In a 2008 franchise agreement it signed with the city, Verizon said it would wire every part of the five boroughs with FTTP network facilities by the end of June. The telco added that once the fiber was installed along a street it would be able to deliver FiOS to any customer who wanted it within six months to a year.

However, a number of issues have prevented Verizon from meeting its build-out goals.

It blames weather issues, including 2012's Superstorm Sandy—a storm that drove it to replace much of its downtown copper infrastructure with fiber—Hurricane Irene in 2011, and a union strike, for not being able to meet its obligation on time.

In addition, the service provider claimed that the city's landlords put up too many barriers to roll out the service.

According to a New York World report, Verizon "filed petitions with state regulators alleging that owners of 219 buildings in the five boroughs housing 26,000 apartments have prevented crews from coming in to wire the premises."

However, one landlord said that he decided to block Verizon's new expansion effort because after earlier projects "they never came back to fix the holes that were drilled, fix the boxes they installed, and put molding on their respective wires."

Verizon said that while they acknowledge they missed their deadline, they plan to implement a "microtrenching" installation approach to get fiber into homes.

One of the other controversial issues that has arisen is that the telco will not provide the city with maps that show where it has laid fiber, claiming that it is information it does not want its cable competitors like Cablevision and Time Warner Cable to see.
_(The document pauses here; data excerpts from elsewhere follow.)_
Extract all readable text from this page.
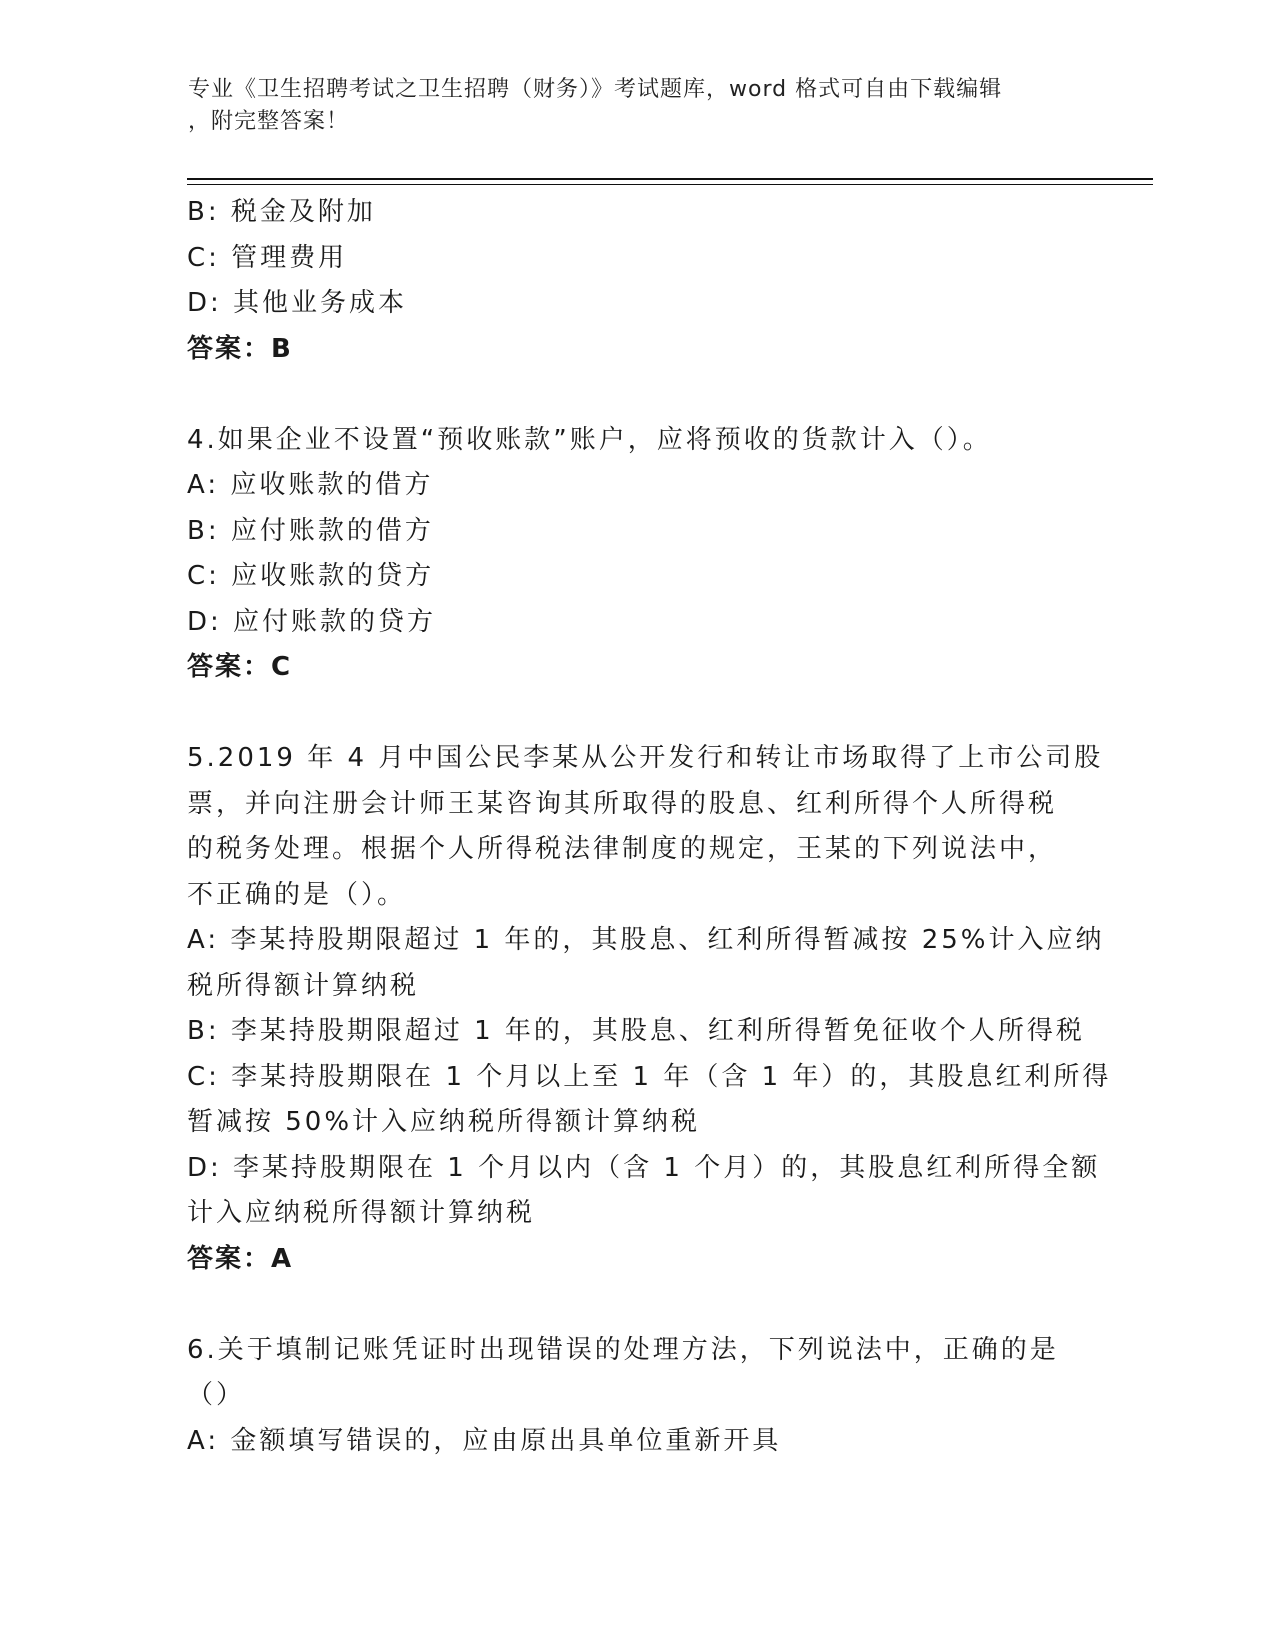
专业《卫生招聘考试之卫生招聘（财务）》考试题库，word 格式可自由下载编辑
，附完整答案！
B: 税金及附加
C: 管理费用
D: 其他业务成本
答案：B
4.如果企业不设置“预收账款”账户，应将预收的货款计入（）。
A: 应收账款的借方
B: 应付账款的借方
C: 应收账款的贷方
D: 应付账款的贷方
答案：C
5.2019 年 4 月中国公民李某从公开发行和转让市场取得了上市公司股
票，并向注册会计师王某咨询其所取得的股息、红利所得个人所得税
的税务处理。根据个人所得税法律制度的规定，王某的下列说法中，
不正确的是（）。
A: 李某持股期限超过 1 年的，其股息、红利所得暂减按 25%计入应纳
税所得额计算纳税
B: 李某持股期限超过 1 年的，其股息、红利所得暂免征收个人所得税
C: 李某持股期限在 1 个月以上至 1 年（含 1 年）的，其股息红利所得
暂减按 50%计入应纳税所得额计算纳税
D: 李某持股期限在 1 个月以内（含 1 个月）的，其股息红利所得全额
计入应纳税所得额计算纳税
答案：A
6.关于填制记账凭证时出现错误的处理方法，下列说法中，正确的是
（）
A: 金额填写错误的，应由原出具单位重新开具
However, New York City mayor Bill de Blasio says that the lack of information has fueled concerns that the telco has focused its attention on serving upscale neighborhoods.

At the same time, most residents don't know if they are eligible to get FiOS.  

"Consumers don't know whether this deadline applies to their building, because they can't easily tell whether it has been 'passed' by fiber," Charles Fraser, general counsel for the city's Department of Information Technology & Telecommunications (DoITT) told Crain'sNewYork.com. "And from anecdotes we're hearing, we're increasingly concerned that Verizon has not made that information comprehensively and accurately available to its own customer-service operations."

Verizon denies it is discriminating against low-income areas and blames what it says is an outdated deployment model.

"Logically, we would like to build as quickly as possible and satisfy customer demand," said Chris Levendos, vice president of national operations at Verizon and an architect of the FiOS network. "The challenges we've had over the last couple of years are because the process is inefficient, and we're focused on fixing that."